In 2011, Philippe Maestracci filed suit in the United States District Court for the Southern District of New York, seeking title to the 1918 Amedeo Modigliani painting Seated Man with a Cane, valued at more than $25 million. Maestracci claimed that the painting had been looted from his grandfather, Oscar Stettiner, during World War II. In 2012, after Defendants moved to dismiss, Maestracci’s counsel withdrew that complaint. In 2015, the Limited Ancillary Administrator for the Estate of Oscar Stettiner filed suit in the Supreme Court of the State of New York, County of New York, seeking the same relief sought in federal court.

The amended complaint in that action was the subject of a recent motion to dismiss with Defendants’ counsel arguing, among other things, that Defendants purchased the painting in good faith at a public Christie’s auction in London, that Oscar Stettiner did not actually own the subject painting, and that provenance research about the painting is being provided by experts in the field. Plaintiff's counsel contends that this painting had been sold out of the possessions of Jewish art dealer Oscar Stettiner by an administrator appointed under the Nazi occupation of Paris. In April, 2016, Swiss authorities seized the painting from the Geneva Freeport as part of an ongoing investigation. Following a court decision in 2017, Maestracci was granted standing to continue with his 2014 lawsuit to reclaim the work.
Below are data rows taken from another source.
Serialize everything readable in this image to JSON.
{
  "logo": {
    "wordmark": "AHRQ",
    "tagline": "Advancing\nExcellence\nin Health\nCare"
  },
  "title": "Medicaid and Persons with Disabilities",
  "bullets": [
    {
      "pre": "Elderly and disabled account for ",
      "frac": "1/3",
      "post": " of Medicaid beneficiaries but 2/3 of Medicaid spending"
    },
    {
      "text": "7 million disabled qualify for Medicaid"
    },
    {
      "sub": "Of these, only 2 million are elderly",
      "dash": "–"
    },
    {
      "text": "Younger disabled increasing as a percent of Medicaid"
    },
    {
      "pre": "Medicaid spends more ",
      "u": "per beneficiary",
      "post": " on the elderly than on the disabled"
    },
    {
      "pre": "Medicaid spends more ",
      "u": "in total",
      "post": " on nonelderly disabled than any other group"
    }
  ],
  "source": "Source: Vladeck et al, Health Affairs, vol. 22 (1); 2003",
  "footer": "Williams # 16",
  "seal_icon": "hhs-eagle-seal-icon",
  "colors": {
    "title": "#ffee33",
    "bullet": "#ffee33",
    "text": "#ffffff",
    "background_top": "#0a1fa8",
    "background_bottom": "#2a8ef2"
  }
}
In the January 2020 edition of the Art Newspaper new evidence is referred to with respect to a 1950 document, which contains a photograph of the painting on one side and the words "stolen" and "Stettiner family" on the reverse. This new evidence is further proof that the Seated Man With a Cane is the very same painting as the one stolen from Oscar Stettiner.
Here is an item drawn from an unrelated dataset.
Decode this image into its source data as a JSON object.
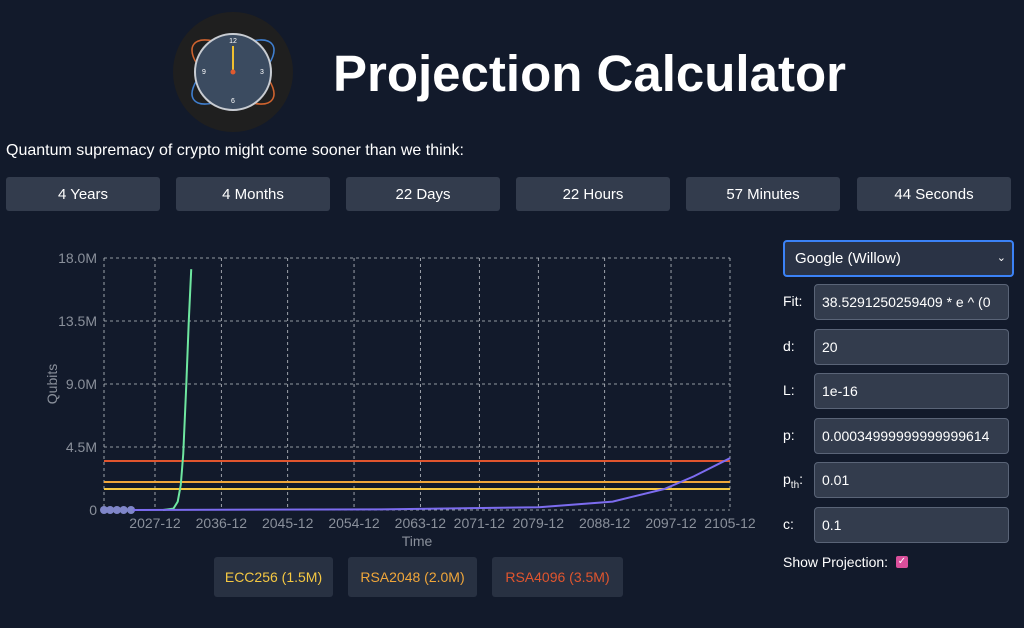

In April 2026, a judge ruled against a holding company controlled by David Nahmad, which had bought the work at auction in 1996.

==Personal life==
Nahmad is married to Colette Nahmad. They have three children, Helly Nahmad, Joe Nahmad, and Marielle Safra. Marielle is married to Edmond M. Safra, son of the late Brazilian banker Moise Safra.

He is the 1996 Backgammon World Champion and is known for betting large amounts of money on the game.